= Alfred Brueckner =

German classical archaeologist

Alfred Brueckner (7 September 1861, in Magdeburg – 15 January 1936, in Berlin) was a German classical archaeologist. He was a specialist in Greek funerary art.

In 1886, he obtained his PhD at the University of Strasbourg, where he was a student of Adolf Michaelis. From 1888 to 1890, via a travel scholarship from the Deutschen Archäologischen Institut (DAI), he visited Greece and Asia Minor. Until 1924 (year of retirement) he taught classes at Prinz-Heinrichs-Gymnasium in Schöneberg. He was a member of the Deutschen Archäologischen Institut (since 1892) and the Archäologischen Gesellschaft zu Berlin.

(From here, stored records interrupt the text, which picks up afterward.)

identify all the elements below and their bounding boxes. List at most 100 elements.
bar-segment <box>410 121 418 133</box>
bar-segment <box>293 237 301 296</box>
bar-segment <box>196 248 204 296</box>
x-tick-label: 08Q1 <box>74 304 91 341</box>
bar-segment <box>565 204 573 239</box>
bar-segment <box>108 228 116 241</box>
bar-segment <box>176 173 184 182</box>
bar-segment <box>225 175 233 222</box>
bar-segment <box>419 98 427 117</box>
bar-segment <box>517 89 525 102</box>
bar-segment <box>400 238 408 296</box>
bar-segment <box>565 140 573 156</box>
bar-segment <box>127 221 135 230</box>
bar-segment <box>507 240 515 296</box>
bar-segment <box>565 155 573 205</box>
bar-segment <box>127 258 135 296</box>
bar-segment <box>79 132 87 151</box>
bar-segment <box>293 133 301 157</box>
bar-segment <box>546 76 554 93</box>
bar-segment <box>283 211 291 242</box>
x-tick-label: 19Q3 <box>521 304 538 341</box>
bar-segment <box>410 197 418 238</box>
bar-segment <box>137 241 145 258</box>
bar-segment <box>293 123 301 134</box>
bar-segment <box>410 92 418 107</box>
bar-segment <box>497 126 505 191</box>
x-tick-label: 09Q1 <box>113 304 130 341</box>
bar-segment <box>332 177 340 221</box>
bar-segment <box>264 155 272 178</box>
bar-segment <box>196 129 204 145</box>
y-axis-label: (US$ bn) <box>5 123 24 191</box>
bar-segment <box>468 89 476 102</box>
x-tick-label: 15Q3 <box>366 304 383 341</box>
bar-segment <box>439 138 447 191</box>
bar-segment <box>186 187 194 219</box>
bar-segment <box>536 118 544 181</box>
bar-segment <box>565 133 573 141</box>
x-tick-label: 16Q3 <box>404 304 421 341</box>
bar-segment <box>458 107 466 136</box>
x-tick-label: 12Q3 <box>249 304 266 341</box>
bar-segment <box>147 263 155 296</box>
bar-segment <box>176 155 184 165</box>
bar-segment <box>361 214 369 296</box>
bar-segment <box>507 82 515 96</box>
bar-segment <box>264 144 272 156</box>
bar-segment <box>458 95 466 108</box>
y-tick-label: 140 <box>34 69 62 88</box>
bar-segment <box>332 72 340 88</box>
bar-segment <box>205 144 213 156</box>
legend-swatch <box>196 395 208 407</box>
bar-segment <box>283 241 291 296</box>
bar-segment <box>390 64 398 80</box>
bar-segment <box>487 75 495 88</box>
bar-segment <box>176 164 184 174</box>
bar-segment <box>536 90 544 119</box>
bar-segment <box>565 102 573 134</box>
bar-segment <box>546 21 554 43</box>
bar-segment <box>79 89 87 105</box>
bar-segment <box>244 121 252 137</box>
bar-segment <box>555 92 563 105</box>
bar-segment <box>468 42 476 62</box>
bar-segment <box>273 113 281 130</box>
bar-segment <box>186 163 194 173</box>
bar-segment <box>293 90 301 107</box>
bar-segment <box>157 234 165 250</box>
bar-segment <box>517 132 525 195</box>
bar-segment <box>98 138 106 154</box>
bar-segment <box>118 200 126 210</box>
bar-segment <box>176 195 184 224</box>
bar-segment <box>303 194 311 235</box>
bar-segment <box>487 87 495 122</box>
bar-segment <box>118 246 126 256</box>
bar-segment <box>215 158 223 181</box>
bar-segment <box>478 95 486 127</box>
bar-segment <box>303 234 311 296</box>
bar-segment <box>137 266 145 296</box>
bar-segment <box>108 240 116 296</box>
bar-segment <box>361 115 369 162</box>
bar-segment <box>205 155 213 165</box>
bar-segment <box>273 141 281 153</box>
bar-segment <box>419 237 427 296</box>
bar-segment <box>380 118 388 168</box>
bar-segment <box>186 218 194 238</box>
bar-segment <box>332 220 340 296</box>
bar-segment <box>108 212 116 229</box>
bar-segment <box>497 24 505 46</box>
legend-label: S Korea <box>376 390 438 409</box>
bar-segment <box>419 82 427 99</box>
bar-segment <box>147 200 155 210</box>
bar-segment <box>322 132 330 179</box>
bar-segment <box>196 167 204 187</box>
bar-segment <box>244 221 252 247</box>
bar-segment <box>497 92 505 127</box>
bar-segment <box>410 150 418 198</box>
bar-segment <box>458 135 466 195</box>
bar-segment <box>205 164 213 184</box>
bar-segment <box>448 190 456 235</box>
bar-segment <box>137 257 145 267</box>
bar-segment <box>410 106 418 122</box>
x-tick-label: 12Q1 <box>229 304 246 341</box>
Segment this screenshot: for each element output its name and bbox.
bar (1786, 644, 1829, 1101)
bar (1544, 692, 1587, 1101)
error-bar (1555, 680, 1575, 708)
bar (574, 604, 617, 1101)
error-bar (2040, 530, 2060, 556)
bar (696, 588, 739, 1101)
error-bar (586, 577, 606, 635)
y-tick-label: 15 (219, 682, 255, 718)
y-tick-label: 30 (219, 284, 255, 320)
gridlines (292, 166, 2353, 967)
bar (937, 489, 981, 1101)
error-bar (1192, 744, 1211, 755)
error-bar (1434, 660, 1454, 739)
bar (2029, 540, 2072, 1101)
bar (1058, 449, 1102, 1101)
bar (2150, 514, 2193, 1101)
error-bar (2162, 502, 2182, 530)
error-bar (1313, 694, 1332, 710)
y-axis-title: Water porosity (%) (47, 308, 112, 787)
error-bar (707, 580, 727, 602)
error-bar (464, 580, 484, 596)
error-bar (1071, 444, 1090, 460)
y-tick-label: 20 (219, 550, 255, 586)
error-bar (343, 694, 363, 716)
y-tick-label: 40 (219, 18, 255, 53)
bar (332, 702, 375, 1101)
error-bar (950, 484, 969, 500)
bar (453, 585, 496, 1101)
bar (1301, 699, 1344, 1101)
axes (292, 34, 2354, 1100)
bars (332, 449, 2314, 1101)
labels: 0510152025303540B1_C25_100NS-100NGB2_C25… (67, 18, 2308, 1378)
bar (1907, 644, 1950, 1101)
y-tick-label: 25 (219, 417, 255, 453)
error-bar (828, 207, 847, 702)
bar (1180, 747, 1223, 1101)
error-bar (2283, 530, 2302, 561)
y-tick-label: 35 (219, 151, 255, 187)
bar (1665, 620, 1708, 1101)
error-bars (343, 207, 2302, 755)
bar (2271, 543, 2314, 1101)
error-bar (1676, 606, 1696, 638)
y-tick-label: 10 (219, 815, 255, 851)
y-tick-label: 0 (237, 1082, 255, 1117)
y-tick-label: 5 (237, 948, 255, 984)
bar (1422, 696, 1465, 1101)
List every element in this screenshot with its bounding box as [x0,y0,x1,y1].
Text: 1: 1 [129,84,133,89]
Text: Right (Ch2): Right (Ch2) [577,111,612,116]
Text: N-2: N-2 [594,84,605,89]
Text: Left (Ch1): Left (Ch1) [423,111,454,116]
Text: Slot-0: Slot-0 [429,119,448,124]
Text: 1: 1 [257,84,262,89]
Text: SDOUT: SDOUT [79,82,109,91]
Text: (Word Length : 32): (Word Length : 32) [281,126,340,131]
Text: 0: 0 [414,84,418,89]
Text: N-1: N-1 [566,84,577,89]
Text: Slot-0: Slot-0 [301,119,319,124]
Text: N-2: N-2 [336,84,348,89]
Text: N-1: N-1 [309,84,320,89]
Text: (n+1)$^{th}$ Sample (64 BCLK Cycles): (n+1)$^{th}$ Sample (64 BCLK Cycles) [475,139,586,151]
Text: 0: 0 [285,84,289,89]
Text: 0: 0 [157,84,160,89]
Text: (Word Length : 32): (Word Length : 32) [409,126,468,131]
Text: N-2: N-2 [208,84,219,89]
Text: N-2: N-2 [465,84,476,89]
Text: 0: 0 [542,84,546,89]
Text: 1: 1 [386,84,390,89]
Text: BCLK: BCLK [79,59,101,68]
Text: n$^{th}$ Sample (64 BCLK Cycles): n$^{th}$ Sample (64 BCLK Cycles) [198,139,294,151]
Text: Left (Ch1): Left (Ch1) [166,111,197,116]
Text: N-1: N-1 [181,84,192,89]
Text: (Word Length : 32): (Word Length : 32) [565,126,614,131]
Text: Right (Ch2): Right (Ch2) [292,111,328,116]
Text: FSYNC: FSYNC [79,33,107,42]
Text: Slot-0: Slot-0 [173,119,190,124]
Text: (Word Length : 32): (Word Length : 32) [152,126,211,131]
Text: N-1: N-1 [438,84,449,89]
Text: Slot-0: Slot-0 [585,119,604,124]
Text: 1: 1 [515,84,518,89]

In 1893, under Wilhelm Dörpfeld, he participated in excavatory work at Troy, and for a number of years, conducted excavations at Kerameikos in Athens. He made significant contributions as an editor of Alexander Conze's Die attischen grabreliefs, a project involving Attican funerary reliefs (1893-1922).

== Selected works ==
- Ornament und Form der attischen Grabstelen Strasbourg 1886 (dissertation) - Ornamentalism and form pertaining to Attican grave stelae.
- Von den griechischen Grabreliefs, gearbeitet auf Grund des akademischen Apparates der Sammlung der Grabreliefs. 1888 - Greek grave reliefs, etc.
- Ein attischer Friedhof (with Erich Pernice), 1883 - An Attican cemetery.
- Anakalypteria, 1904.
- Der Friedhof am Eridanos bei der Hagia Triada zu Athen, 1909 - The cemetery of Eridanus by the Hagia Triada of Athens.
- Kerameikos-Studien, Kerameikos studies, 1910.